The demonstrations were part of wider unrest and rioting in Brazilian cities initially sparked by increased ticket prices on public transport, but growing to express deeper public disenchantment with the financial management of the country by its government, specially due to the high inflation. The Brazilian president Dilma Rousseff as well as FIFA president Sepp Blatter were heavily booed as they were announced to conduct their speeches at the tournament's opening. Further protests took place the following day prior to the game between Mexico and Italy in Rio de Janeiro. Blatter said that the protesters "should not use football to make their demands heard", and that the public expenditure on staging the tournaments was on "items that are for the future, not just for the World Cup".

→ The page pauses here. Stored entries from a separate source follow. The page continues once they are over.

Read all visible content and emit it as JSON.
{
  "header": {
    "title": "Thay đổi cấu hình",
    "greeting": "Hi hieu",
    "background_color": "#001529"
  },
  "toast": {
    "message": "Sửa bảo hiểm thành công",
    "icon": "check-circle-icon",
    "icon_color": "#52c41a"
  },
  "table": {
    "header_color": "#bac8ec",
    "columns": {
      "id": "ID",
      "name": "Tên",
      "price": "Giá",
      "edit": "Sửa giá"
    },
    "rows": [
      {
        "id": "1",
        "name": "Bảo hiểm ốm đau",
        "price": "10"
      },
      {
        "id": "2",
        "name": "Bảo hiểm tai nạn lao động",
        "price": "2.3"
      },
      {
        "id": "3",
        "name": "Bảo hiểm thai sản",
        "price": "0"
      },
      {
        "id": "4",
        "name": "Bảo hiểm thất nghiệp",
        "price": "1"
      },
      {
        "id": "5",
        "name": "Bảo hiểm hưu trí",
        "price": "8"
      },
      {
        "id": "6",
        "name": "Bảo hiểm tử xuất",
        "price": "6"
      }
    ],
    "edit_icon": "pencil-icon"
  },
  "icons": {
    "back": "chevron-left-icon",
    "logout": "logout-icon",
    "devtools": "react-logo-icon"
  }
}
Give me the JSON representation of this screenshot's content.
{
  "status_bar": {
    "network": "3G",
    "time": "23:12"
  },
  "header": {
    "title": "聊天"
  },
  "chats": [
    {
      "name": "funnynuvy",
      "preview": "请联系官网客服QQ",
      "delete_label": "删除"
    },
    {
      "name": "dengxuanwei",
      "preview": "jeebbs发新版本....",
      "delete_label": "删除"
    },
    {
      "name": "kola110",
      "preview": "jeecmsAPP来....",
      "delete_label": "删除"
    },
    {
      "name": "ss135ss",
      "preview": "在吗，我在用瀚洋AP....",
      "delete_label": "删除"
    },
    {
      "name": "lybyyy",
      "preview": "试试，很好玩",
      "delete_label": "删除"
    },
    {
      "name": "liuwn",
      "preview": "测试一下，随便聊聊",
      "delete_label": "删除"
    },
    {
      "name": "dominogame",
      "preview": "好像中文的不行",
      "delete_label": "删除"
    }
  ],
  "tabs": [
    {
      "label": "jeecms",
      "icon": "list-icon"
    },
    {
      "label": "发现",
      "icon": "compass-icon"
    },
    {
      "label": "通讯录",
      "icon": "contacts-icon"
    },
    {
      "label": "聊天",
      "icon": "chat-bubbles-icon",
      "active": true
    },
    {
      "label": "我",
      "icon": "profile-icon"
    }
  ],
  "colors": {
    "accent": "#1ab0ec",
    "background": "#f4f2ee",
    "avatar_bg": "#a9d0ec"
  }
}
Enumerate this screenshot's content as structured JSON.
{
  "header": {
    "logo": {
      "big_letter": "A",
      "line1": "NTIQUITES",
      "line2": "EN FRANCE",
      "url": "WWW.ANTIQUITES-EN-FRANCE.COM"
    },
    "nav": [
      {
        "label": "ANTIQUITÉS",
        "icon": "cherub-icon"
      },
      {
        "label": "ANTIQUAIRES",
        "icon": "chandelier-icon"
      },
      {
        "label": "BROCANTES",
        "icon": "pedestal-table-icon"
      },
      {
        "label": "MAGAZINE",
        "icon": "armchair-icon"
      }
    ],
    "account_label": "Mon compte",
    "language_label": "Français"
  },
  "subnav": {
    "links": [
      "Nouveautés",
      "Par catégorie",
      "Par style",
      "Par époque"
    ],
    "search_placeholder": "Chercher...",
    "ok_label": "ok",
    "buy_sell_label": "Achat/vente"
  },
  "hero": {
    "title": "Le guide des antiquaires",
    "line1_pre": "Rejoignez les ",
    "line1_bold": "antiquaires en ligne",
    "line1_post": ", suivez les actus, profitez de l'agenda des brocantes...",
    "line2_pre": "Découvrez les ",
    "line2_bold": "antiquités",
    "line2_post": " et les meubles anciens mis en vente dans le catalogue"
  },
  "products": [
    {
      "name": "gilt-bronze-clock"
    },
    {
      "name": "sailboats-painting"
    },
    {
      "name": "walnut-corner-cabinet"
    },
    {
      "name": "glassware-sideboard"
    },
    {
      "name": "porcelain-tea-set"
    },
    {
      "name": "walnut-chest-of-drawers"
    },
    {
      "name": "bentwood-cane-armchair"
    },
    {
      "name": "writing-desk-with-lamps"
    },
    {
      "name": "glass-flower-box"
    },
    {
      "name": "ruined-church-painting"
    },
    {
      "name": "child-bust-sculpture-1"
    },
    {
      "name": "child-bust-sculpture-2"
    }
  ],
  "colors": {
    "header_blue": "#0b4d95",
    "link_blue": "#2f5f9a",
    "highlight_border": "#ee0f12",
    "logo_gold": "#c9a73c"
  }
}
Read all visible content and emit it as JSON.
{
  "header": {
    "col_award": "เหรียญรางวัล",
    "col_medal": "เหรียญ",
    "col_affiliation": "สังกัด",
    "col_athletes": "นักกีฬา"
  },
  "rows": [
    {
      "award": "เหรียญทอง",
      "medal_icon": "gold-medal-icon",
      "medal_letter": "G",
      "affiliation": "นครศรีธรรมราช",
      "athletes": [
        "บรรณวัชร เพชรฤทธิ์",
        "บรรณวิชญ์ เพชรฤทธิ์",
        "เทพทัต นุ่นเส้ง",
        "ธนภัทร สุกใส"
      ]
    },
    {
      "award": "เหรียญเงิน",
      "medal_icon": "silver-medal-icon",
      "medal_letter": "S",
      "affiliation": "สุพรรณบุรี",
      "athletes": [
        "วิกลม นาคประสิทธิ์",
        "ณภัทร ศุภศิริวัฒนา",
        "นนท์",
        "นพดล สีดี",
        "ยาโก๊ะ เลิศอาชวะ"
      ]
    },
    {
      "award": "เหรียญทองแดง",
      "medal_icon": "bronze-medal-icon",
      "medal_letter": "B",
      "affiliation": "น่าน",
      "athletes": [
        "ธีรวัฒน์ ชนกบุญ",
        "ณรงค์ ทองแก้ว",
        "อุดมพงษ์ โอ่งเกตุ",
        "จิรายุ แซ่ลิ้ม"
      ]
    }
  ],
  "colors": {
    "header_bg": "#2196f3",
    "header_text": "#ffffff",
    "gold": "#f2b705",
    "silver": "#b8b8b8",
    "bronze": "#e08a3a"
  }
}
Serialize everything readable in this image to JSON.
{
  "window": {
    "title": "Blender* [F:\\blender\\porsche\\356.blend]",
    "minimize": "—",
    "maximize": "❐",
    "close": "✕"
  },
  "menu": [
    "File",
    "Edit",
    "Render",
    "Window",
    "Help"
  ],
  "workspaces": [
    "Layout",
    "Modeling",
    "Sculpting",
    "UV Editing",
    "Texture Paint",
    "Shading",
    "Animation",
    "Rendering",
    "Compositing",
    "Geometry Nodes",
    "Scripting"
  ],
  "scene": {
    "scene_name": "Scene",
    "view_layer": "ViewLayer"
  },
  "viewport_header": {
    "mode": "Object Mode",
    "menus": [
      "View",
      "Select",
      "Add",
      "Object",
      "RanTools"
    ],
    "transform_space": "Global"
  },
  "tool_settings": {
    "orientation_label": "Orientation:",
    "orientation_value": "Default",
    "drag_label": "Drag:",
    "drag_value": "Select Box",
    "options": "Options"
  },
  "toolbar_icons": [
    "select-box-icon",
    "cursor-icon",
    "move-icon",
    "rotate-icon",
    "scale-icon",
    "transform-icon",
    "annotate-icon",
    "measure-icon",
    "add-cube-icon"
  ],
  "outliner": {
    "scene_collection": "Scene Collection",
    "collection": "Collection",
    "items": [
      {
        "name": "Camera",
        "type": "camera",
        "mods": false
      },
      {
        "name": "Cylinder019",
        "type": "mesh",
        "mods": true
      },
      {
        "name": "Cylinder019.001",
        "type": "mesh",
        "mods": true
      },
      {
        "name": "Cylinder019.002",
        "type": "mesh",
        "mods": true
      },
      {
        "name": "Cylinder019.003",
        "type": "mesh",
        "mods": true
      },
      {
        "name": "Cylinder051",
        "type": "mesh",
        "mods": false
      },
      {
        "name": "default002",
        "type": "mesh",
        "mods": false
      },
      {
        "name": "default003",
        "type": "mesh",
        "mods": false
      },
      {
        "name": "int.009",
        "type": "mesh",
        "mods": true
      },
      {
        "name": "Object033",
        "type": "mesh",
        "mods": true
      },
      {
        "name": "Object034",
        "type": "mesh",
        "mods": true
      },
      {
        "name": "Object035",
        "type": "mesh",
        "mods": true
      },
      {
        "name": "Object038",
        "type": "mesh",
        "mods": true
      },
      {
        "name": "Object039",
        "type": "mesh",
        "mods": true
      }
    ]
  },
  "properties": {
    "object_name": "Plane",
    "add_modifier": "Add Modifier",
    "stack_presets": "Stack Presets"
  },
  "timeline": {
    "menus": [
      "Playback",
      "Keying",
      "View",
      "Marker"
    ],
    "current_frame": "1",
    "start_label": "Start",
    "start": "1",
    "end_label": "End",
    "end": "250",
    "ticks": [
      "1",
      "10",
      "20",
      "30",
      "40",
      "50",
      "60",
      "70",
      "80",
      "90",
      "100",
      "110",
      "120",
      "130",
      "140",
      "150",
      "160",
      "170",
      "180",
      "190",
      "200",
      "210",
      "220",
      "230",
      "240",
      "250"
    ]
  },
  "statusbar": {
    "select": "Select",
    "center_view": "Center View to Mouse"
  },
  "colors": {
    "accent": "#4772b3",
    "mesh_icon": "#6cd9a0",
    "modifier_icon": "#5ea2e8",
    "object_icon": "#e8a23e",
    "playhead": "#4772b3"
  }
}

As the protests continued to intensify during the week, with a reported participation of over a million people taking to the streets in a hundred different towns and cities, reports in the Brazilian media suggested that FIFA was having to negotiate with the teams to keep them in Brazil and that the tournament could be abandoned. However, a FIFA statement on 21 June insisted that "to date, neither FIFA nor the local organising committee have ever discussed any such possibility of cancelling the FIFA Confederations Cup".

FIFA General Secretary Jérôme Valcke subsequently admitted that FIFA had held a "crisis meeting" involving the Brazilian government regarding the completion of the tournament, but sought to distance FIFA from the wider social unrest, stating that "the most important thing for us is to detach the World Cup or the Confederations Cup from these problems. We are not the answer to all problems and we are definitely not the reason for such a crisis. We are just part of what Brazil is doing for the next 20 years....the light FIFA is being shown in here, is the wrong one". He also reaffirmed that the protests had not caused FIFA to consider moving the 2014 World Cup away from Brazil.

Just before the final in Rio de Janeiro, a large crowd marched towards the stadium both in support of the team and in continuation over the original protests. Though largely peaceful, there were some disturbances.